Yeah Jim, as long as the bean counters and the IT guys are calling the shots, we (the worker bees) are stuck in crap city. Ask for a better chair. Chances are you'll get it if the old one is not doing its job. If the computer is not doing its job, your expert opinion no longer counts for much.



To: JimisJim who wrote (85209)9/17/2009 12:11:20 PM
From: Stock Puppy  Read Replies (1) | Respond to of 213185
 
I would have thought your eyes would go out first.

From what I understand about these things, monitor too far away is not good - bring closer if you can and try to keep sitting with neutral spine and move around every so often (and for your eyes, every so often look at the fair lass far down in the last cubicle; if your wife complains, remember you're just exercising your eyes, it's for medicinal purposes. Not sure what you can do if the occupant of the last cubicle is a pimply grossly overweight male.)

spineuniverse.com

en.wikipedia.org

Feet flat on the floor or chair rung.
Butt back.
For lower back, I've found that I'm in proper position when I move from a backward arch forward and when I hit position my stomach muscles tighten a bit. Much more than that and I'm slouching, no good.

For upper back, shoulders back. Do less benches, more lat work. Means nothing if you can bench 480 but can't bring your elbows behind you back and hold it in bent over lat pull or equivalent.

For neck, head retracted and chin level with ground.

Slide monitor toward/ away from you instead of rounding your back/neck. Now if you slide it too far back and it topples on the floor, maybe you might have justification for a replacement. Oh yeah I think monitors are cheaper for the company than workman's comp?

First time I did the above (sit properly, not break the monitor) I felt like I was in a very awkward position, but once I got used to it my back is a lot better.



To: JimisJim who wrote (85209)9/17/2009 3:23:10 PM
From: Doren  Respond to of 213185
 
This really sucks. Shades of the movie "Office Space" (if you haven't seen it, see it, funny as hell.)

Your salary/productivity vs your health vs a couple of C notes. Like they say in the construction industry "Trippin' over dollars to pick up nickles."

I'm trying to think of a solution that would not get you in trouble or have you resorting to negative behavior.

I think I would consider buying a decent monitor out of my own salary, to shame the management but that's treading a thin line too. Bad situation when you have that "Office Space" type Peter Principle going.

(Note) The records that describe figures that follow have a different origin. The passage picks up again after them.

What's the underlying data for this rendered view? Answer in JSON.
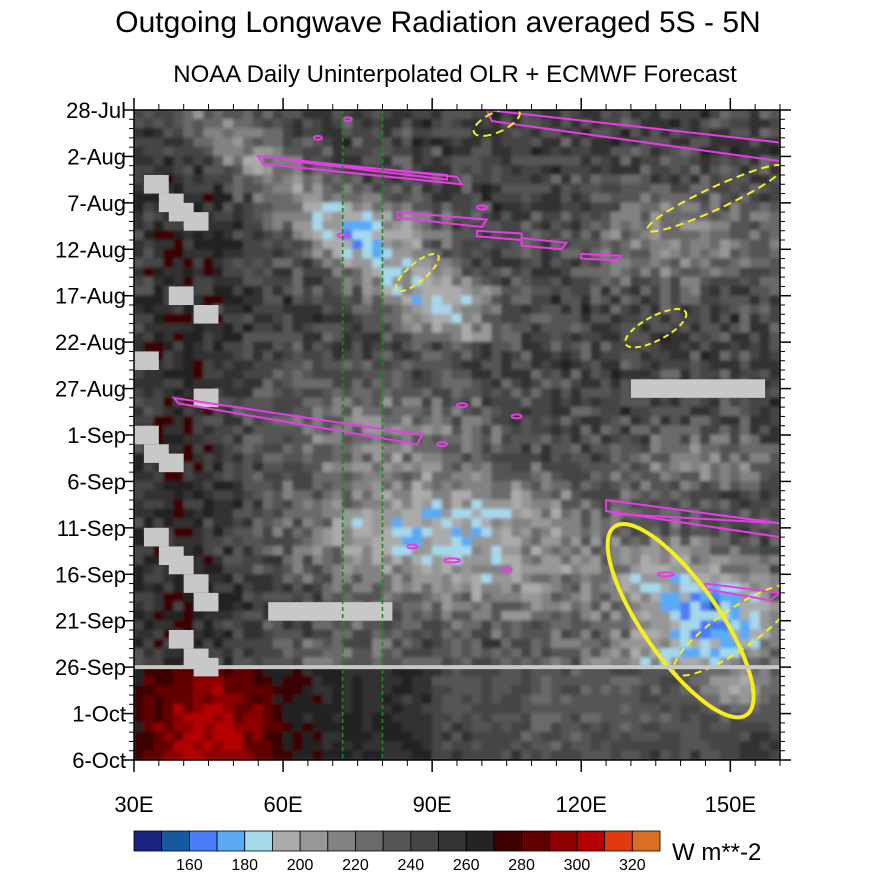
{
  "chart_data": {
    "type": "heatmap",
    "title": "Outgoing Longwave Radiation averaged 5S - 5N",
    "subtitle": "NOAA Daily Uninterpolated OLR + ECMWF Forecast",
    "x_axis": {
      "quantity": "longitude",
      "range": [
        "30E",
        "160E"
      ],
      "range_deg": [
        30,
        160
      ],
      "tick_labels": [
        "30E",
        "60E",
        "90E",
        "120E",
        "150E"
      ],
      "tick_values": [
        30,
        60,
        90,
        120,
        150
      ]
    },
    "y_axis": {
      "quantity": "date",
      "direction": "time increases downward",
      "range": [
        "28-Jul",
        "6-Oct"
      ],
      "tick_labels": [
        "28-Jul",
        "2-Aug",
        "7-Aug",
        "12-Aug",
        "17-Aug",
        "22-Aug",
        "27-Aug",
        "1-Sep",
        "6-Sep",
        "11-Sep",
        "16-Sep",
        "21-Sep",
        "26-Sep",
        "1-Oct",
        "6-Oct"
      ]
    },
    "colorbar": {
      "units": "W m**-2",
      "levels": [
        150,
        160,
        170,
        180,
        190,
        200,
        210,
        220,
        230,
        240,
        250,
        260,
        270,
        280,
        290,
        300,
        310,
        320,
        330
      ],
      "tick_labels": [
        "160",
        "180",
        "200",
        "220",
        "240",
        "260",
        "280",
        "300",
        "320"
      ],
      "colors": [
        "#1a237e",
        "#155a9e",
        "#4a7dfa",
        "#5aaaf5",
        "#a6d8ec",
        "#ababab",
        "#979797",
        "#828282",
        "#6a6a6a",
        "#555555",
        "#444444",
        "#333333",
        "#242424",
        "#3e0000",
        "#620000",
        "#8e0000",
        "#b40000",
        "#e23a10",
        "#d96f22"
      ],
      "orientation": "horizontal",
      "placement": "bottom"
    },
    "reference_lines": {
      "longitudes_deg": [
        72,
        80
      ],
      "style": "dashed",
      "color": "#1a8a1a"
    },
    "observation_forecast_boundary": "26-Sep",
    "overlay_colors": {
      "observed_contours": "#e83ce8",
      "forecast_contours": "#f5ef1e",
      "missing_data": "#c8c8c8"
    }
  }
}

You can't really tell them that if you go blind you'll sue them. That's not going to endear you to management.

Humorously the last place I worked for bought top of the line, huge monitors for every employee even though many of them had no use for such, AND they bought Herman Miller Chairs for everyone!!! Unfortunately they made a different kind of bonehead mistake and three months later they were out of business despite having a product that should have been untouchable. Brilliant guys, again "Trippin' over dollars to pick up nickles."

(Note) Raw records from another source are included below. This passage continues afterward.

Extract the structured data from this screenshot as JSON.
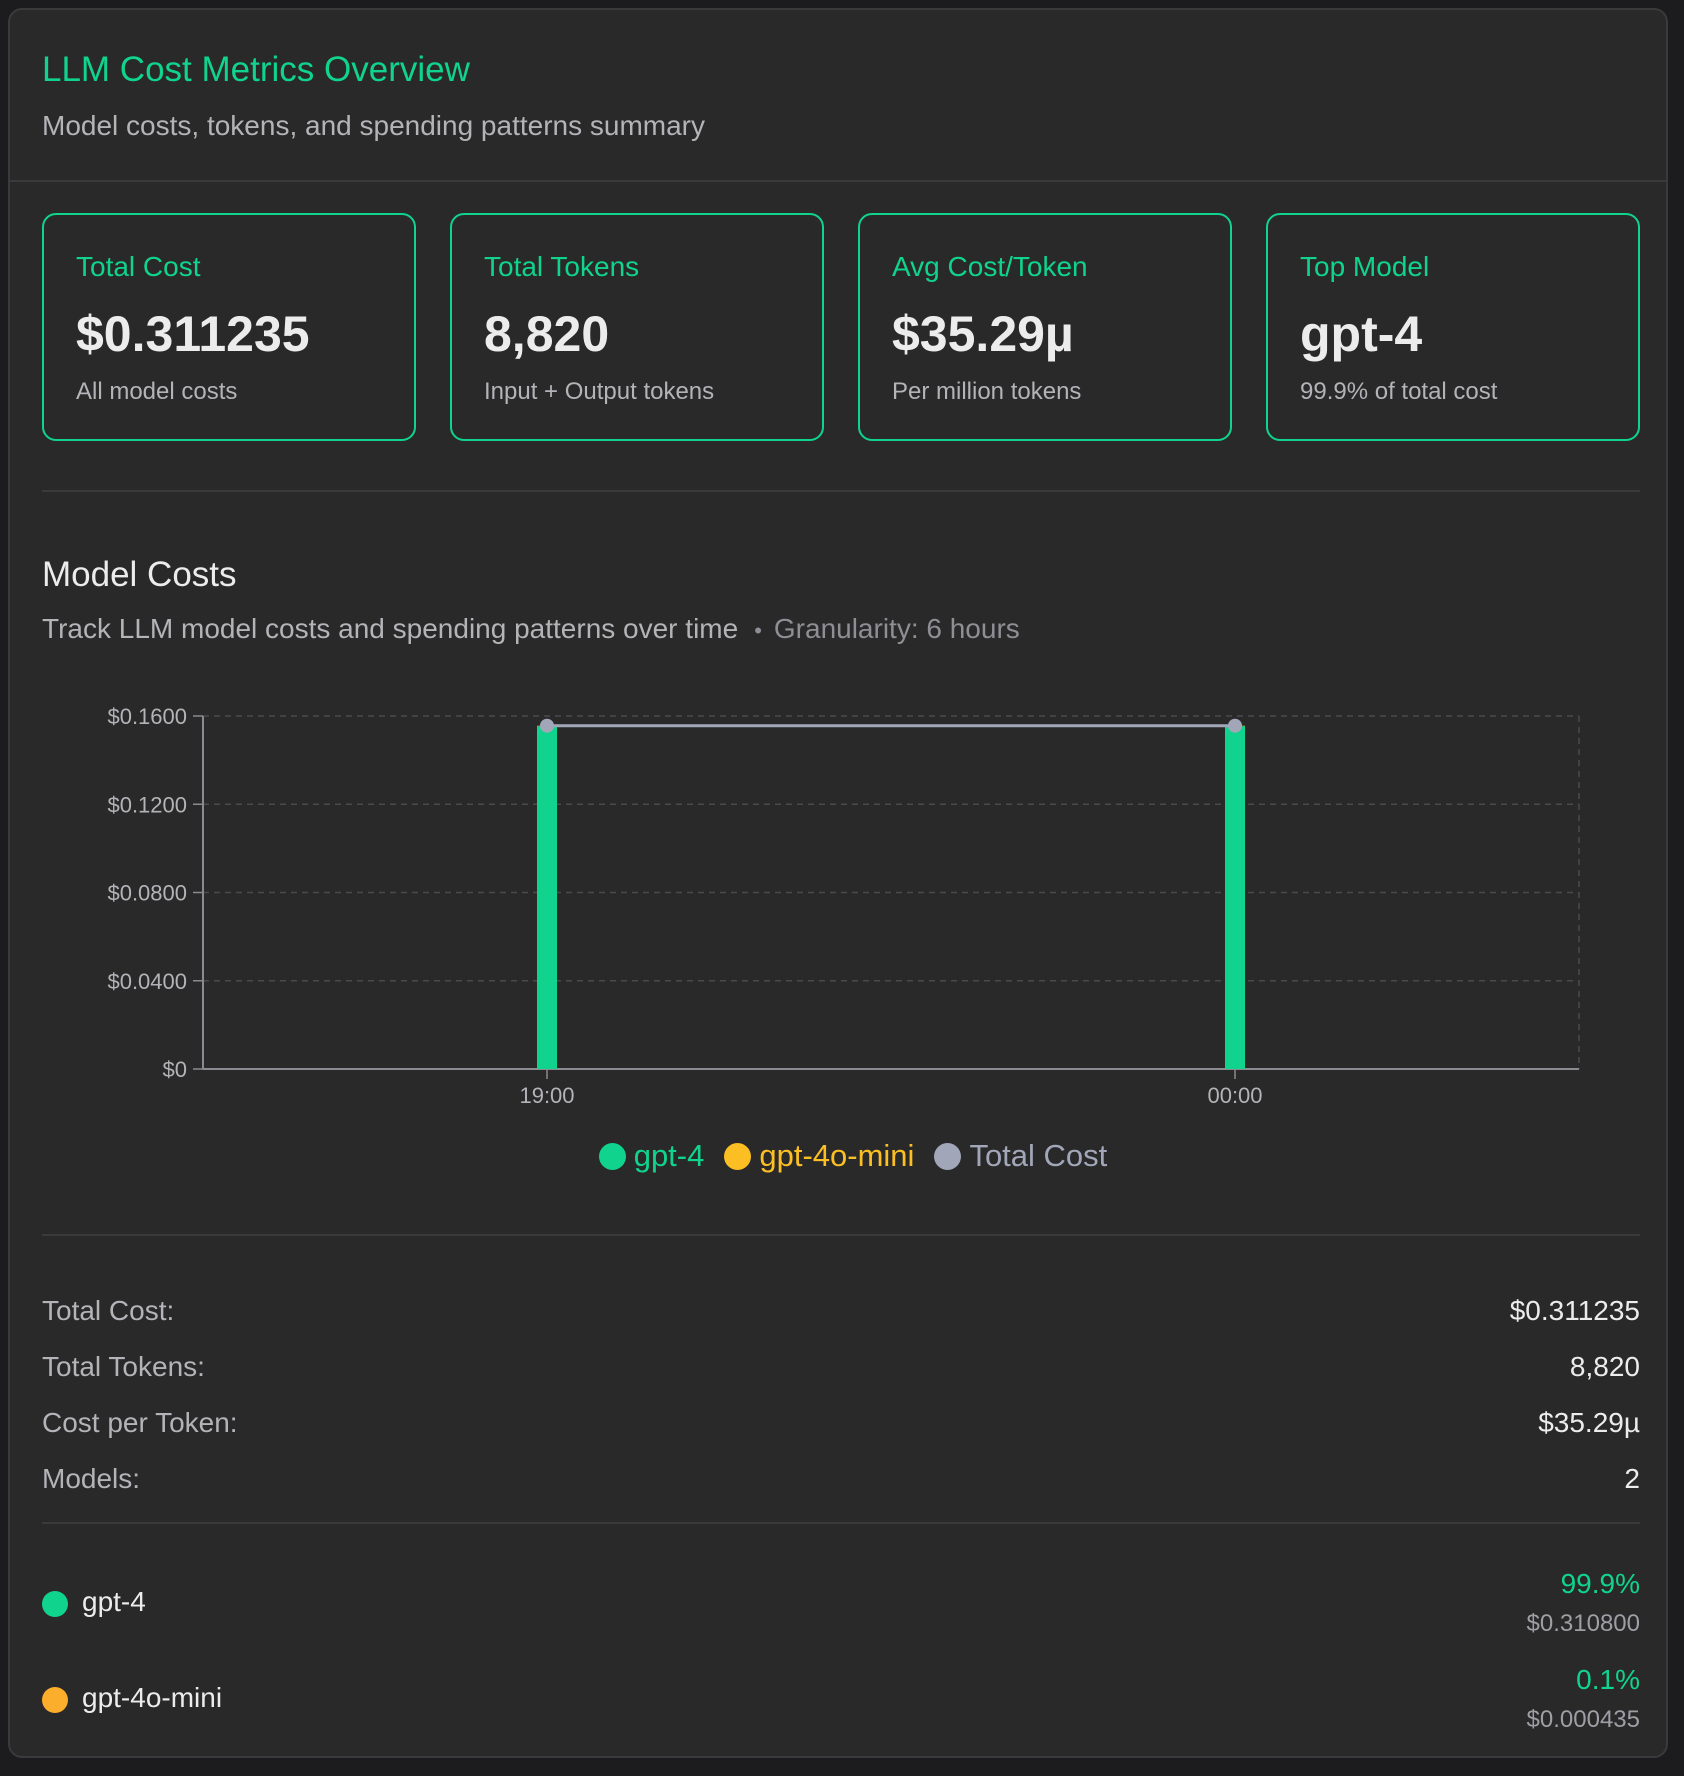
{
  "header": {
    "title": "LLM Cost Metrics Overview",
    "subtitle": "Model costs, tokens, and spending patterns summary"
  },
  "cards": [
    {
      "label": "Total Cost",
      "value": "$0.311235",
      "sub": "All model costs"
    },
    {
      "label": "Total Tokens",
      "value": "8,820",
      "sub": "Input + Output tokens"
    },
    {
      "label": "Avg Cost/Token",
      "value": "$35.29µ",
      "sub": "Per million tokens"
    },
    {
      "label": "Top Model",
      "value": "gpt-4",
      "sub": "99.9% of total cost"
    }
  ],
  "section": {
    "title": "Model Costs",
    "description": "Track LLM model costs and spending patterns over time",
    "bullet": "•",
    "granularity": "Granularity: 6 hours"
  },
  "chart_data": {
    "type": "bar",
    "categories": [
      "19:00",
      "00:00"
    ],
    "series": [
      {
        "name": "gpt-4",
        "color": "#10d48e",
        "values": [
          0.1554,
          0.1554
        ]
      },
      {
        "name": "gpt-4o-mini",
        "color": "#fbbf24",
        "values": [
          0.0002,
          0.0002
        ]
      },
      {
        "name": "Total Cost",
        "color": "#a1a7b8",
        "type": "line",
        "values": [
          0.1556,
          0.1556
        ]
      }
    ],
    "yticks": [
      "$0",
      "$0.0400",
      "$0.0800",
      "$0.1200",
      "$0.1600"
    ],
    "ylim": [
      0,
      0.16
    ],
    "grid": true,
    "legend_position": "bottom"
  },
  "stats": [
    {
      "label": "Total Cost:",
      "value": "$0.311235"
    },
    {
      "label": "Total Tokens:",
      "value": "8,820"
    },
    {
      "label": "Cost per Token:",
      "value": "$35.29µ"
    },
    {
      "label": "Models:",
      "value": "2"
    }
  ],
  "models": [
    {
      "name": "gpt-4",
      "color": "#10d48e",
      "pct": "99.9%",
      "cost": "$0.310800"
    },
    {
      "name": "gpt-4o-mini",
      "color": "#fbad2c",
      "pct": "0.1%",
      "cost": "$0.000435"
    }
  ]
}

To: JimisJim who wrote (85209)9/17/2009 5:10:32 PM
From: David M.3 Recommendations  Read Replies (3) | Respond to of 213185
 
Folks,

Having been a Mac user at home since the "Hello" machine in 1984 (no old jokes please) and having been in IT from even before then and into the present, the IT resistance to Mac is based solely on the fear that letting Mac into the environment will make it difficult to justify the staff and operating budgets the IT folks have for the desktop computing environments.

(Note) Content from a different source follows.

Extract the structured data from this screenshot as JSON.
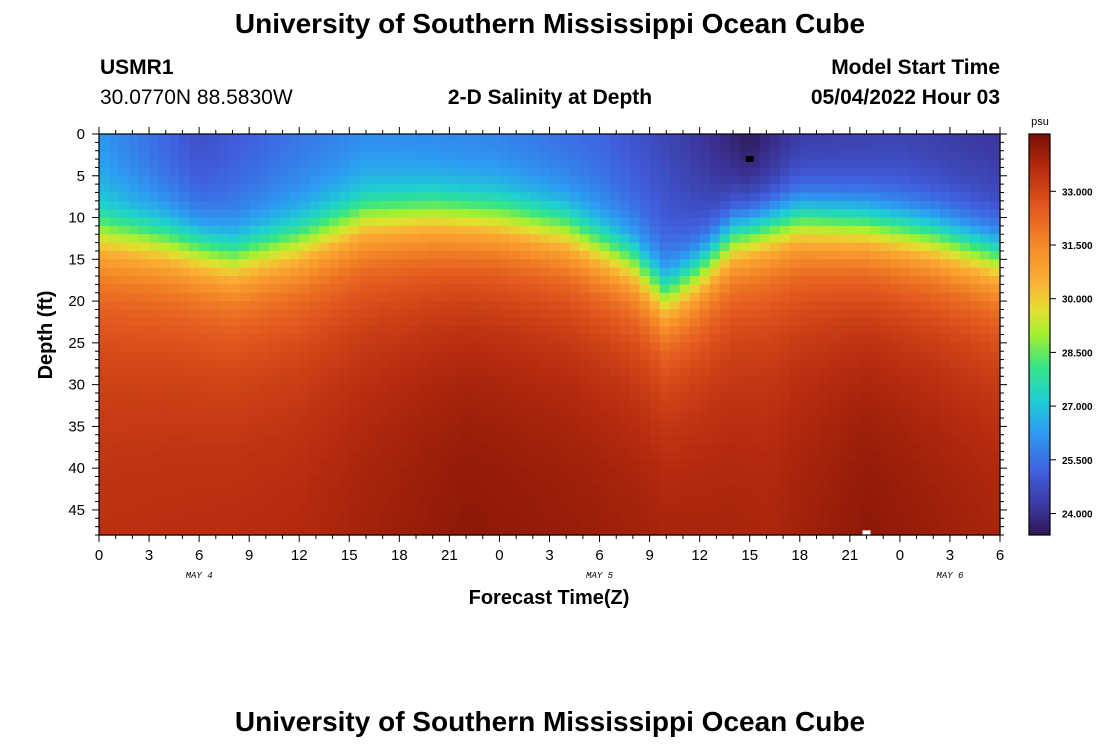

It is that FUD that they sell to senior management consistently, despite many pilots/prototypes to the contrary. Just a couple of years I led on of this and showed the potential of substantial savings in converting certain areas to Mac and yet the IT guys (my colleagues) opposed the study and did everything they could to raise the FUD factor to the level that I gave up and let the company continue on it Dell/Windows course.

They had a hell of a time get the Macs away from the pilot users!